To sedate the worry I’ve been trying to keep J as informed and involved in my pregnancy as I can. He has attended sonograms and doctors appointments with me, he reads his favorite Dr. Seuss books to my belly, and we discuss what being a big brother will be like. This of course is all conceptual and watching him have outburst because of small children as current as today is not the most reassuring sight.
While visiting my 93-year-old grandmother she shared a great idea with me, getting a tangible baby doll that coos and cries to get J used to having a baby in the house. So thanks to grandma’s sage wisdom we have been conducting a little experiment with J.

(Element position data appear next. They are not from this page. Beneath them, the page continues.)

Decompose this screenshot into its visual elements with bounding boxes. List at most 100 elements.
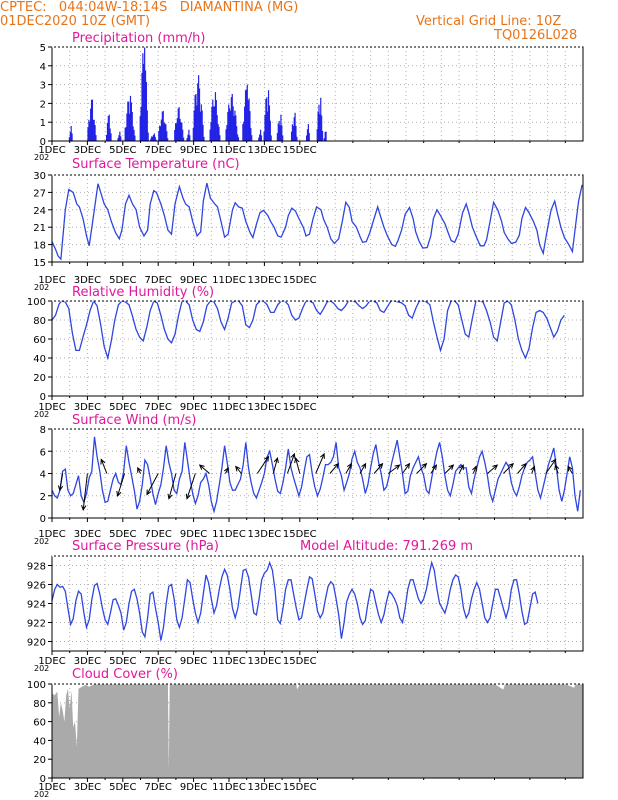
x-tick-label: 9DEC bbox=[180, 275, 207, 286]
precip-bar bbox=[242, 124, 244, 141]
x-tick-label: 7DEC bbox=[145, 782, 172, 793]
precip-bar bbox=[139, 116, 141, 141]
x-tick-label: 1DEC bbox=[38, 529, 65, 540]
precip-bar bbox=[325, 131, 327, 141]
precip-bar bbox=[212, 99, 214, 141]
precip-bar bbox=[291, 124, 294, 141]
wind-arrow-shaft bbox=[554, 464, 559, 474]
wind-arrow-shaft bbox=[531, 466, 535, 474]
wind-arrow-head bbox=[235, 465, 241, 472]
precip-bar bbox=[195, 93, 197, 141]
wind-arrow-head bbox=[554, 464, 560, 471]
precip-bar bbox=[194, 95, 196, 141]
precip-bar bbox=[68, 137, 71, 141]
precip-bar bbox=[243, 121, 245, 141]
precip-bar bbox=[125, 127, 127, 141]
precip-bar bbox=[167, 138, 169, 141]
y-tick-label: 60 bbox=[33, 335, 46, 346]
wind-arrow-shaft bbox=[487, 464, 498, 474]
precip-bar bbox=[90, 99, 93, 141]
precip-bar bbox=[181, 122, 183, 141]
temp-frame bbox=[51, 174, 584, 263]
precip-bar bbox=[237, 137, 240, 141]
wind-arrow-head bbox=[394, 464, 401, 470]
precip-bar bbox=[92, 119, 94, 141]
y-tick-label: 0 bbox=[40, 137, 46, 148]
wind-arrow-shaft bbox=[315, 453, 325, 474]
wind-arrow-head bbox=[448, 464, 455, 470]
x-tick-label: 9DEC bbox=[180, 782, 207, 793]
precip-bar bbox=[143, 64, 145, 141]
precip-bar bbox=[175, 123, 178, 141]
y-tick-label: 6 bbox=[40, 447, 46, 458]
precip-bar bbox=[162, 110, 164, 141]
precip-bar bbox=[248, 98, 250, 141]
wind-arrow-shaft bbox=[567, 466, 573, 474]
precip-bar bbox=[189, 135, 191, 141]
precip-bar bbox=[117, 138, 119, 141]
precip-bar bbox=[128, 101, 130, 141]
precip-bar bbox=[202, 124, 204, 141]
precip-bar bbox=[186, 138, 188, 141]
wind-arrow-shaft bbox=[517, 463, 527, 474]
wind-arrow-head bbox=[81, 505, 87, 512]
precip-bar bbox=[245, 89, 248, 141]
wind-arrow-head bbox=[100, 458, 106, 465]
wind-arrow-shaft bbox=[146, 473, 159, 495]
precip-bar bbox=[263, 131, 265, 141]
wind-arrow-head bbox=[347, 462, 352, 469]
precip-bar bbox=[268, 105, 271, 141]
y-tick-label: 80 bbox=[33, 699, 46, 710]
y-tick-label: 0 bbox=[40, 514, 46, 525]
y-tick-label: 30 bbox=[33, 171, 46, 182]
y-tick-label: 21 bbox=[33, 223, 46, 234]
wind-arrow-head bbox=[167, 493, 173, 500]
precip-bar bbox=[165, 124, 167, 141]
wind-series-line bbox=[51, 436, 581, 514]
x-tick-label: 5DEC bbox=[109, 145, 136, 156]
precip-bar bbox=[279, 125, 281, 141]
run-date-header: 01DEC2020 10Z (GMT) bbox=[0, 14, 151, 29]
wind-arrow-head bbox=[421, 462, 428, 469]
x-tick-year-fragment: 202 bbox=[34, 664, 49, 673]
wind-arrow-head bbox=[223, 466, 229, 473]
precip-bar bbox=[236, 134, 239, 141]
x-tick-label: 11DEC bbox=[212, 275, 246, 286]
x-tick-label: 11DEC bbox=[212, 529, 246, 540]
precip-bar bbox=[87, 127, 89, 141]
wind-arrow-head bbox=[459, 464, 464, 471]
x-tick-label: 3DEC bbox=[74, 145, 101, 156]
y-tick-label: 922 bbox=[27, 619, 46, 630]
precip-bar bbox=[159, 126, 162, 141]
y-tick-label: 4 bbox=[40, 62, 46, 73]
y-tick-label: 4 bbox=[40, 470, 46, 481]
precip-bar bbox=[88, 119, 90, 141]
x-tick-label: 3DEC bbox=[74, 275, 101, 286]
precip-bar bbox=[250, 128, 252, 141]
precip-bar bbox=[93, 119, 95, 141]
precip-bar bbox=[91, 99, 94, 141]
precip-bar bbox=[163, 122, 165, 141]
temp-series-line bbox=[51, 182, 583, 261]
x-tick-label: 13DEC bbox=[248, 782, 282, 793]
precip-bar bbox=[193, 110, 195, 141]
wind-arrow-shaft bbox=[472, 466, 477, 474]
x-tick-label: 9DEC bbox=[180, 529, 207, 540]
y-tick-label: 40 bbox=[33, 354, 46, 365]
precip-bar bbox=[199, 111, 201, 141]
x-tick-year-fragment: 202 bbox=[34, 790, 49, 799]
precip-bar bbox=[215, 100, 217, 141]
precip-bar bbox=[259, 134, 261, 141]
x-tick-label: 11DEC bbox=[212, 782, 246, 793]
precip-bar bbox=[159, 125, 161, 141]
precip-bar bbox=[233, 116, 235, 141]
precip-bar bbox=[108, 114, 110, 141]
y-tick-label: 3 bbox=[40, 81, 46, 92]
precip-bar bbox=[164, 123, 166, 141]
y-tick-label: 18 bbox=[33, 241, 46, 252]
x-tick-label: 15DEC bbox=[283, 275, 317, 286]
precip-bar bbox=[144, 70, 147, 141]
pres-series-line bbox=[51, 560, 539, 641]
precip-bar bbox=[145, 82, 148, 141]
wind-arrow-head bbox=[137, 466, 142, 473]
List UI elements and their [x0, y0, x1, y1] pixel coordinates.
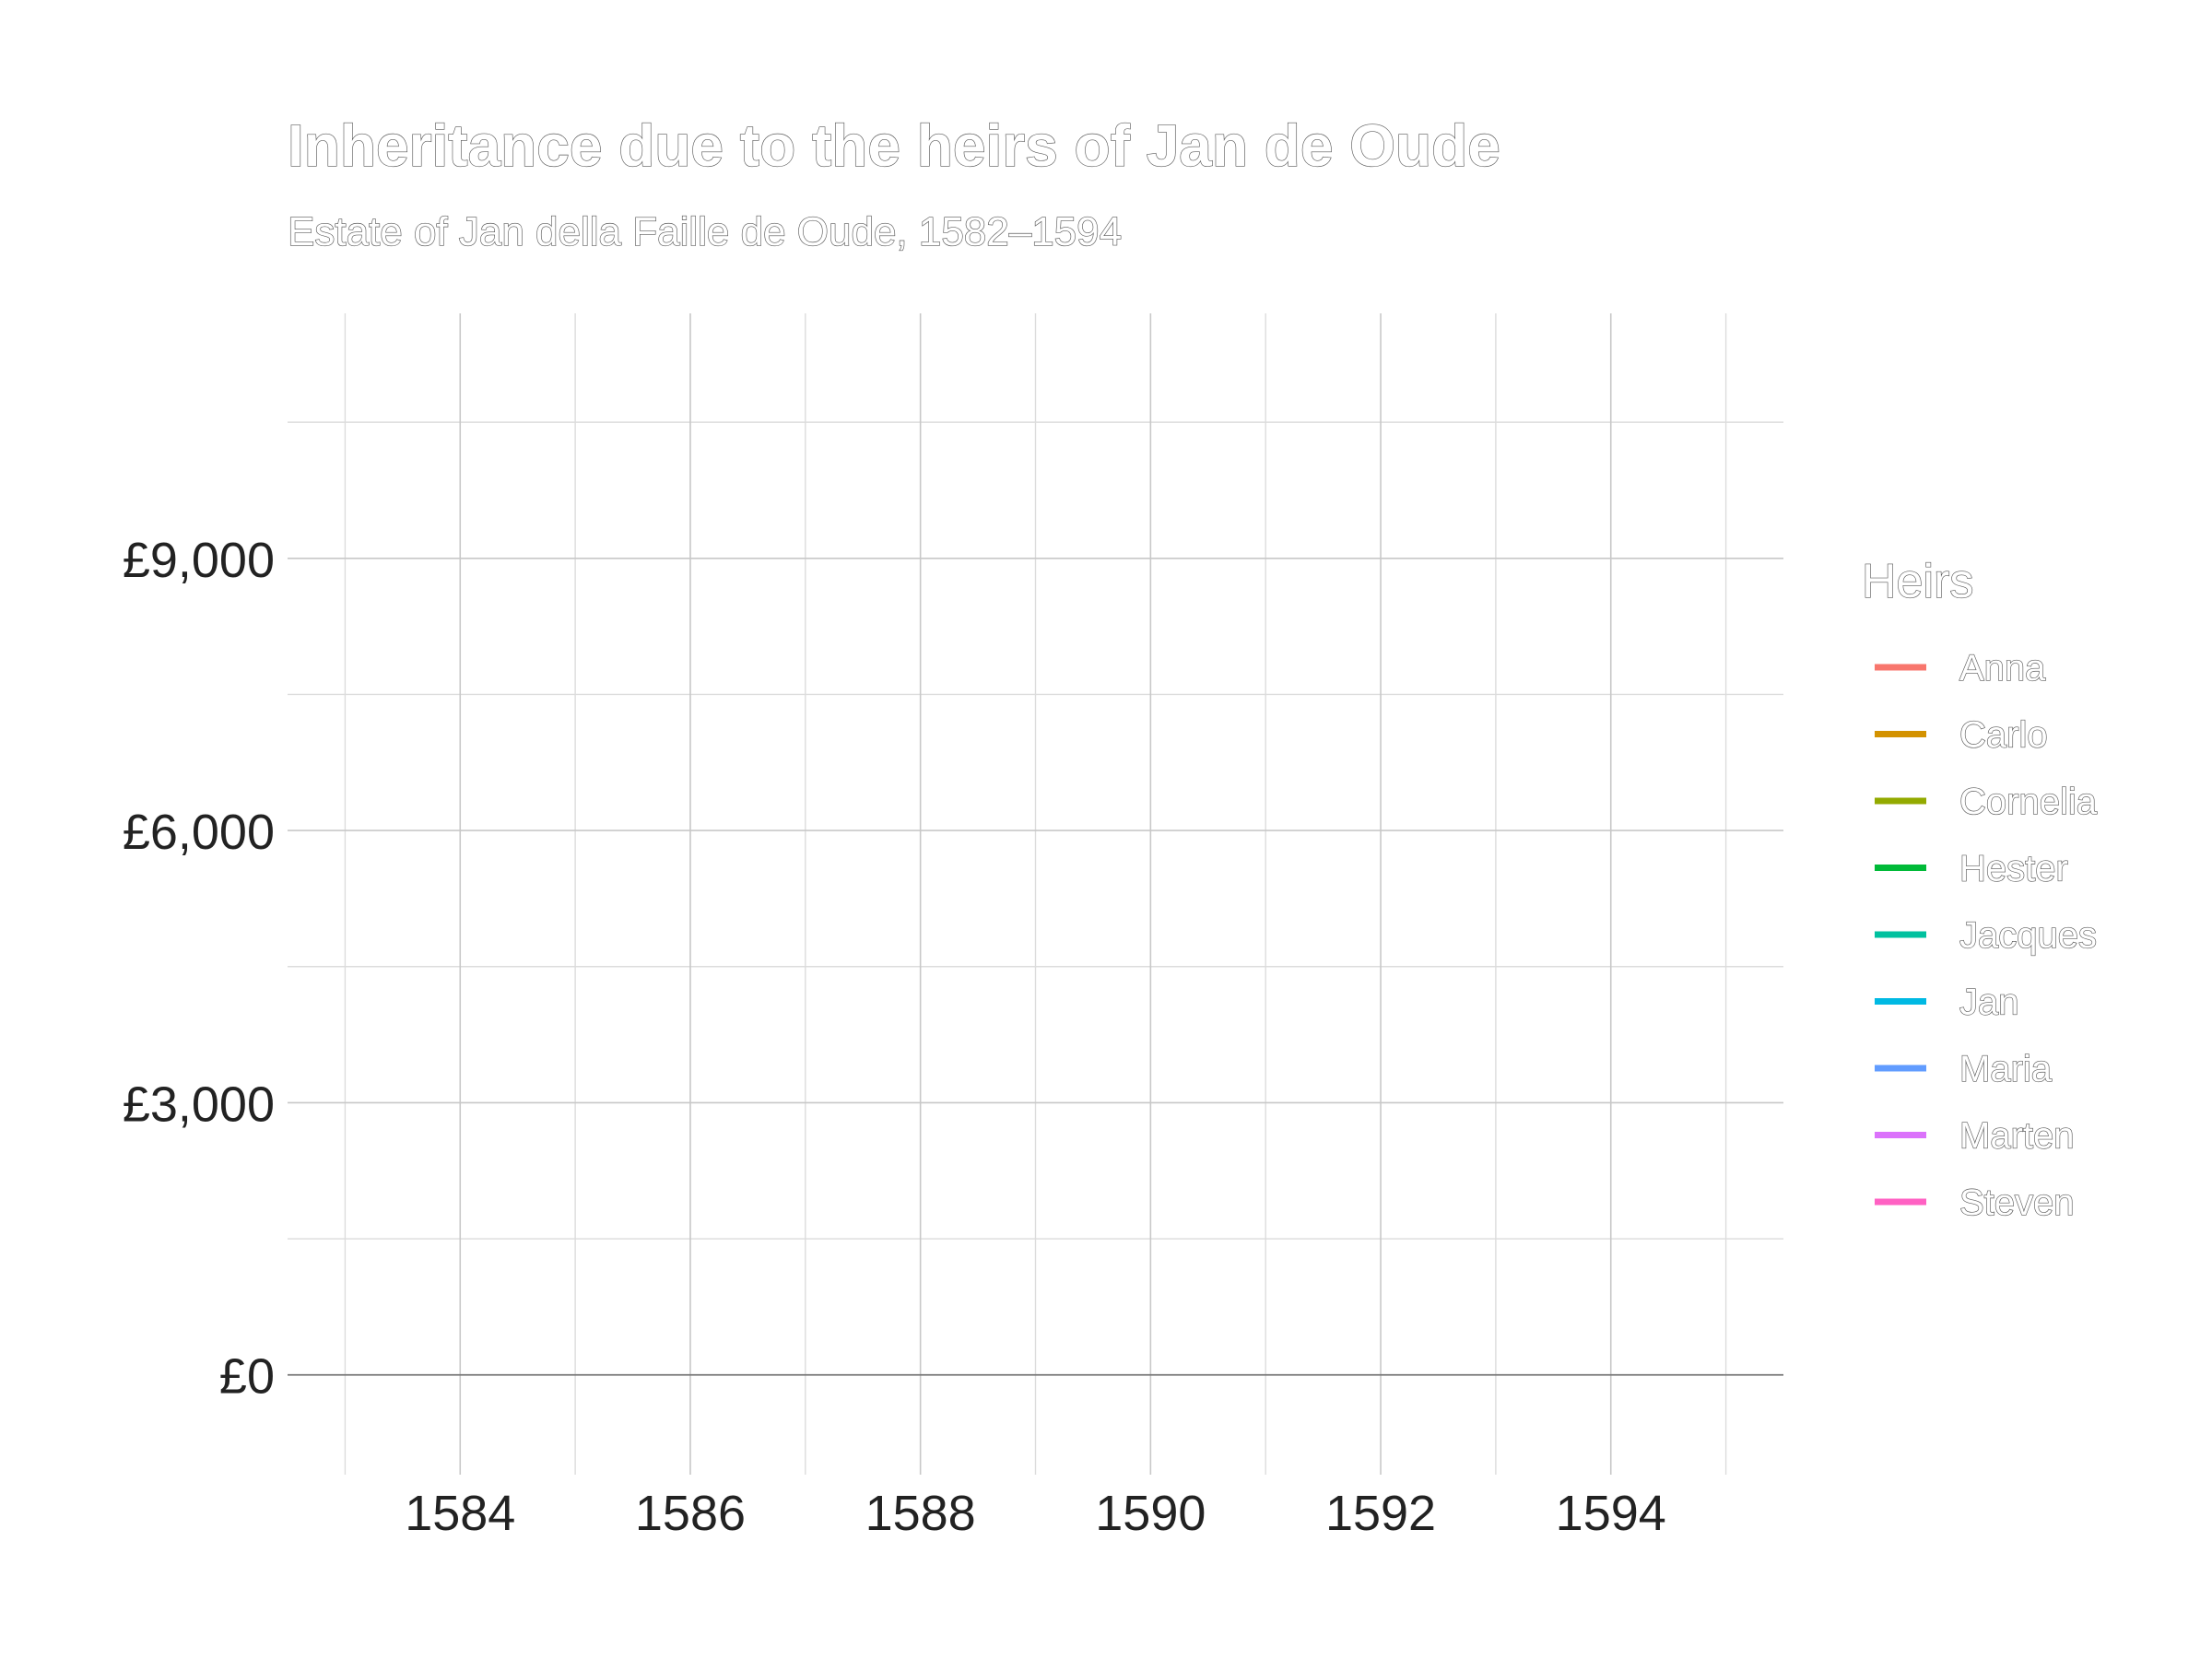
- legend-label-steven: Steven: [1959, 1182, 2075, 1223]
- x-tick-label: 1588: [865, 1486, 976, 1541]
- legend-label-marten: Marten: [1959, 1116, 2075, 1157]
- legend-label-maria: Maria: [1959, 1049, 2053, 1089]
- y-tick-label: £0: [219, 1349, 275, 1405]
- chart-title: Inheritance due to the heirs of Jan de O…: [288, 112, 1500, 179]
- legend: Anna Carlo Cornelia Hester Jacques Jan Maria Ma…: [1875, 647, 2098, 1224]
- legend-label-carlo: Carlo: [1959, 715, 2048, 756]
- x-tick-label: 1594: [1556, 1486, 1666, 1541]
- y-tick-label: £6,000: [123, 805, 275, 860]
- legend-label-cornelia: Cornelia: [1959, 782, 2098, 822]
- plot-area: £0 £3,000 £6,000 £9,000 1584 1586 1588 1590 1592…: [123, 313, 1783, 1541]
- chart-subtitle: Estate of Jan della Faille de Oude, 1582…: [288, 209, 1122, 254]
- x-tick-label: 1586: [635, 1486, 746, 1541]
- y-tick-label: £9,000: [123, 533, 275, 588]
- legend-label-jacques: Jacques: [1959, 915, 2097, 956]
- y-tick-label: £3,000: [123, 1077, 275, 1132]
- legend-title: Heirs: [1862, 555, 1973, 608]
- x-tick-label: 1592: [1325, 1486, 1436, 1541]
- x-tick-label: 1590: [1095, 1486, 1206, 1541]
- legend-label-hester: Hester: [1959, 849, 2068, 889]
- legend-label-anna: Anna: [1959, 648, 2046, 688]
- legend-label-jan: Jan: [1959, 982, 2019, 1023]
- x-tick-label: 1584: [405, 1486, 515, 1541]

My parents dropped off a doll they found in Target, unfortunately most baby dolls are girls and J having a baby brother we decided to make the baby look less gender specific. He was very excited when he saw the baby doll in the box, and a look of curiosity turned his lips into a sly smirk. I explained to him that this was a pretend baby doll for him to practice being a big brother.
I showed him how to hold the baby and the importance of supporting the head. He did surprisingly well and was unexpectedly gentle with the doll. He was so happy and excited, when he put the baby doll down he ran, laughed, and jumped around the house. Tomorrow we will turn on the sounds, hopefully the enjoyment of his practice sessions continues.
Would love to hear feedback from other parents who took steps to prepare an older child on the spectrum for a sibling, ideas, experiences or even funny stories.